The duty cycle of the loadshed is then rotated through all air conditioning units, ensuring that an even distribution of loadshed is shared throughout the IT building.
Due to the flexibility and global communication capability of Genesis II, the new system was able to be connected to the college's ethernet network via third party servers (Lantronix UDS 10).
Each device server is connected to a separate network hub located within, or adjacent to, each MPC. Each network hub is supported by a fibre optic backbone with a cable distance of approximately one kilometre between the two device servers.
Mercedes College currently utilises four ranges of network IP's. With the installation of the new Innotech system it is possible to link each MPC with a unique static IP that does not tie up the college's resources.
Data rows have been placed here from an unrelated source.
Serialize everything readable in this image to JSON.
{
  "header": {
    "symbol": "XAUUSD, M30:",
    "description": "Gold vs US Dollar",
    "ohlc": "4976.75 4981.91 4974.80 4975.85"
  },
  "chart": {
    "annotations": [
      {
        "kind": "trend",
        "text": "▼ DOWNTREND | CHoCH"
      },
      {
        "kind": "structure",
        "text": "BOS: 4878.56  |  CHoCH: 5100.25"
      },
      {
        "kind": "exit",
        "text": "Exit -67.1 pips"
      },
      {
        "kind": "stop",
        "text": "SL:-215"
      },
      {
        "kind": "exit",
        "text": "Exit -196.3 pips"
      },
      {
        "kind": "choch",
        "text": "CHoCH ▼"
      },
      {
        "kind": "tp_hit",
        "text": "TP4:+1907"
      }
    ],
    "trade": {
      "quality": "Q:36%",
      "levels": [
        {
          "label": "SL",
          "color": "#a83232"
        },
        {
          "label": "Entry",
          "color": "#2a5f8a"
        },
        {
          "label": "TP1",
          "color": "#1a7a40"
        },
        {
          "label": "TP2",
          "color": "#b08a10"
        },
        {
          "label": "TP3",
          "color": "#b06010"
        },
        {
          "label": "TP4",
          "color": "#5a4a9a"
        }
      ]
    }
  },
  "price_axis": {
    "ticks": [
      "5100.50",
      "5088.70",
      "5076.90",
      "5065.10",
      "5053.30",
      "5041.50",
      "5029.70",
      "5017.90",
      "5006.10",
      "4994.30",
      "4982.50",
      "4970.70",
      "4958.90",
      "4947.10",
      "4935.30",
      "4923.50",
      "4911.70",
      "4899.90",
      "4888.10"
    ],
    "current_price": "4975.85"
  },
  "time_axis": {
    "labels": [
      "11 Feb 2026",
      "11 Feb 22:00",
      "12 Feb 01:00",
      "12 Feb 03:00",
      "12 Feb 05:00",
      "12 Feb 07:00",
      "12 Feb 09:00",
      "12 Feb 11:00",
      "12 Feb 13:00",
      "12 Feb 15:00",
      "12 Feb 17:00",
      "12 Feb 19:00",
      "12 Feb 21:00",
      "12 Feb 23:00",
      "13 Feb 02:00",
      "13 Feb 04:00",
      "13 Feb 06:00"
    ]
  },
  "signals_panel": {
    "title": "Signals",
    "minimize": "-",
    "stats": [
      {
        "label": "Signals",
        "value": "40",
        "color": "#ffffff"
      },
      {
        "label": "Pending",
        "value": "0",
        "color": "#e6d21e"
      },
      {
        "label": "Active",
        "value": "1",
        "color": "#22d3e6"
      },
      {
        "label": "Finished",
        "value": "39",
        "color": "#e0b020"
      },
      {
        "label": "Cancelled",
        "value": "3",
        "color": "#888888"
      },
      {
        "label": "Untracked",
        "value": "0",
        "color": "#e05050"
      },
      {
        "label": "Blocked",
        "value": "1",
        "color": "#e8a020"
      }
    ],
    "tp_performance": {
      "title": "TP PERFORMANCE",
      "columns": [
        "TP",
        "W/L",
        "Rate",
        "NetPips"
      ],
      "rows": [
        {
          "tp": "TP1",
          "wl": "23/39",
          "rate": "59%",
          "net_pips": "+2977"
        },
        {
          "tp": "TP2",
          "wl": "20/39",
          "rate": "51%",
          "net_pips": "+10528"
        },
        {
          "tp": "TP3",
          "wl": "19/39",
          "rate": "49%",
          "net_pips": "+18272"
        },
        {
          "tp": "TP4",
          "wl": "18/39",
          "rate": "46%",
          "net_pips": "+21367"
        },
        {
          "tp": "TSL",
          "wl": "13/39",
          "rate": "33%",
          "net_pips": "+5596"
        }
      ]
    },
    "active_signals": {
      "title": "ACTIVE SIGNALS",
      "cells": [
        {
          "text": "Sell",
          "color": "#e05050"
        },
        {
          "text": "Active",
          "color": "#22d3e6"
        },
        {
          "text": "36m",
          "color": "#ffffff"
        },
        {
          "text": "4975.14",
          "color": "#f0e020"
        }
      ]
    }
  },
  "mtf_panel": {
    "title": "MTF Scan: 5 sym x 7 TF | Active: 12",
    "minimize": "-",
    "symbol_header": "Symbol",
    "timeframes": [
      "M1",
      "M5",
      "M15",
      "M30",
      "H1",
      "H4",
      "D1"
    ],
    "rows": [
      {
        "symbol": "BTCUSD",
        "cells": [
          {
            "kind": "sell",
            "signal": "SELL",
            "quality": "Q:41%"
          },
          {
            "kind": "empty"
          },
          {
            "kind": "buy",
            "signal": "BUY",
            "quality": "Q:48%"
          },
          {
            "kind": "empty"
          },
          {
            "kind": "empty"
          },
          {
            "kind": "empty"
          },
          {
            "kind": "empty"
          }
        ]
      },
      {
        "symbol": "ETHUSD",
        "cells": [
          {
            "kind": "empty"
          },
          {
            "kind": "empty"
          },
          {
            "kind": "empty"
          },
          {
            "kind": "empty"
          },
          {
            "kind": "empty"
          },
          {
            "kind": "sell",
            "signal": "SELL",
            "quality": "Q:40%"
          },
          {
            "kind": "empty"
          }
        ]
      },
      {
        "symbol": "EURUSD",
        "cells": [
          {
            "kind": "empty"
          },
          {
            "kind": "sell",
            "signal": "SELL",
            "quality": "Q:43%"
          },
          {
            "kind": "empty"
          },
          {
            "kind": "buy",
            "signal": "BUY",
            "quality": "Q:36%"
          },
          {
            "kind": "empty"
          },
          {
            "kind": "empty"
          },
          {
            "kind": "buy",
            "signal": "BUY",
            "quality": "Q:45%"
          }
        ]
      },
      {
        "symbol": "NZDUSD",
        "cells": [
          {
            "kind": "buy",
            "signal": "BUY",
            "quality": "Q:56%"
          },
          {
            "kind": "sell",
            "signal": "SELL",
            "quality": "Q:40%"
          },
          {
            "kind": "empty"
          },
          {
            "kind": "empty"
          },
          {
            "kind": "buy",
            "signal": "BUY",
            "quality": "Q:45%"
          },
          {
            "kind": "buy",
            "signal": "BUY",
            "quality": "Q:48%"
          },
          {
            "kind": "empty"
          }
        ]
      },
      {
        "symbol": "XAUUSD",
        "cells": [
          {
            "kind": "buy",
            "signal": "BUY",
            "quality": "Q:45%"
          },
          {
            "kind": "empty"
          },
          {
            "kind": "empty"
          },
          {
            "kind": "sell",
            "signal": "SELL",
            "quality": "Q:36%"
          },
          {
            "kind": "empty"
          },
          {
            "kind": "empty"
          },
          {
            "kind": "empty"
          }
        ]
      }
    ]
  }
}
The Genesis II truly forms its own "global network" - a network that does not rely on servers to process information between the two controllers.
Ian Bartter, the Bursar of Mercedes College, was full of praise for the new system. "The Innotech control system has provided a fully functional, cost-effective solution to a very expensive problem," he said.
NRP Electrical Services completed installation of the system efficiently and quickly - within one working week - and with only very minor interruptions to the college's operations.